When you're selling a house in Texas you've got to disclose many things, like whether the oven works and whether you've replaced the roof recently.  But you don't have to disclose whether or not you have ghosts.  Here's what the law says about it.

When we're ready to sell, the seller's property disclosure in Texas has us check off the working condition of plumbing fixtures, ceiling fans, irrigation systems, and the kitchen appliances in addition to dozens of other things, but when it comes to potential ghostly spirits living in the house, the disclosure form seems indifferent.

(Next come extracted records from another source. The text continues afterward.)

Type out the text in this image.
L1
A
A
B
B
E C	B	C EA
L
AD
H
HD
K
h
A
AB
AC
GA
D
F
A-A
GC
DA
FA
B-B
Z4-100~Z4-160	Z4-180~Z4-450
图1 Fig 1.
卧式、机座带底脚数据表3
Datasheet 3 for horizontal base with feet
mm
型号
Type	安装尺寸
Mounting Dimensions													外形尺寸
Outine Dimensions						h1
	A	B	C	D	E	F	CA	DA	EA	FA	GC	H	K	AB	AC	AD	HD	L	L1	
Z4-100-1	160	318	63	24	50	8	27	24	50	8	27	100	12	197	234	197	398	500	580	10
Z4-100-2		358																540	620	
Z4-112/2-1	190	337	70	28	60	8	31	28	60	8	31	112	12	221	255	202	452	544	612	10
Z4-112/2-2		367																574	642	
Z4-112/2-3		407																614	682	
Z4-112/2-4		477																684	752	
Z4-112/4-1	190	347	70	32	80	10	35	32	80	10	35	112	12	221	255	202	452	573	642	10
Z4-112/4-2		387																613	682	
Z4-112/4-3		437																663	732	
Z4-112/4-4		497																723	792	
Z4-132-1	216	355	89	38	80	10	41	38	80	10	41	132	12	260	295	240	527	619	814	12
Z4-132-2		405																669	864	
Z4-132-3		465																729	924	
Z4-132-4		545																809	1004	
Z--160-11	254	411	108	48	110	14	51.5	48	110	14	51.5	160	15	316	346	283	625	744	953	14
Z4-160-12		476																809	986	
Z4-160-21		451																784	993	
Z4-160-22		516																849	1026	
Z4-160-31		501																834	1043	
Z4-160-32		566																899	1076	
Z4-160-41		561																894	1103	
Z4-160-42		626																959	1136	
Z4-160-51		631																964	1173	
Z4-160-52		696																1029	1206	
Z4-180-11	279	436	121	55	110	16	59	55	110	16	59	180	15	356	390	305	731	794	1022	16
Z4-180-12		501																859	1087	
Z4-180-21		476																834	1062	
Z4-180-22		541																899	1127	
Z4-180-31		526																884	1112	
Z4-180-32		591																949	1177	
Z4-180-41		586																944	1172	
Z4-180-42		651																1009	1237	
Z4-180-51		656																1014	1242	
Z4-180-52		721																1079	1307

In fact, the law says "A seller or seller’s agent shall have no duty to make a disclosure or release information related to whether a death by natural causes, suicide, or accident unrelated to the condition of the property occurred on the property..."  

If you've seen a ghost, apparently that information can stay between you and the ghost, or between you and social media if you choose.  But the person who buys your house doesn't have to know about it directly from you.

Although you don't have to tell the buyer, rumors can take a toll on the house anyway.  If you've got a house that made the news because something bad or scary happened there and the whole town knows about it, that could affect your property value without disclosure from you.  That's called a "stigmatized property," and the lower property value might stick to it like a good, mysterious apparition picture sticks to an Instagram follower.

There are some websites that claim to know whether your house has ghosts, so if you're the buyer you're free to do your own research and dig up some ghostly facts if you'd like.  Anyone can enter an address and get the info, so we can figure out if our own homes are haunted or not.  Diedinhouse.com is one of those sites.

Curious?  Me too.  Maybe it wasn't your partner's snoring that woke you up in the middle of the night after all.  There might be more haunted houses in East Texas than we think.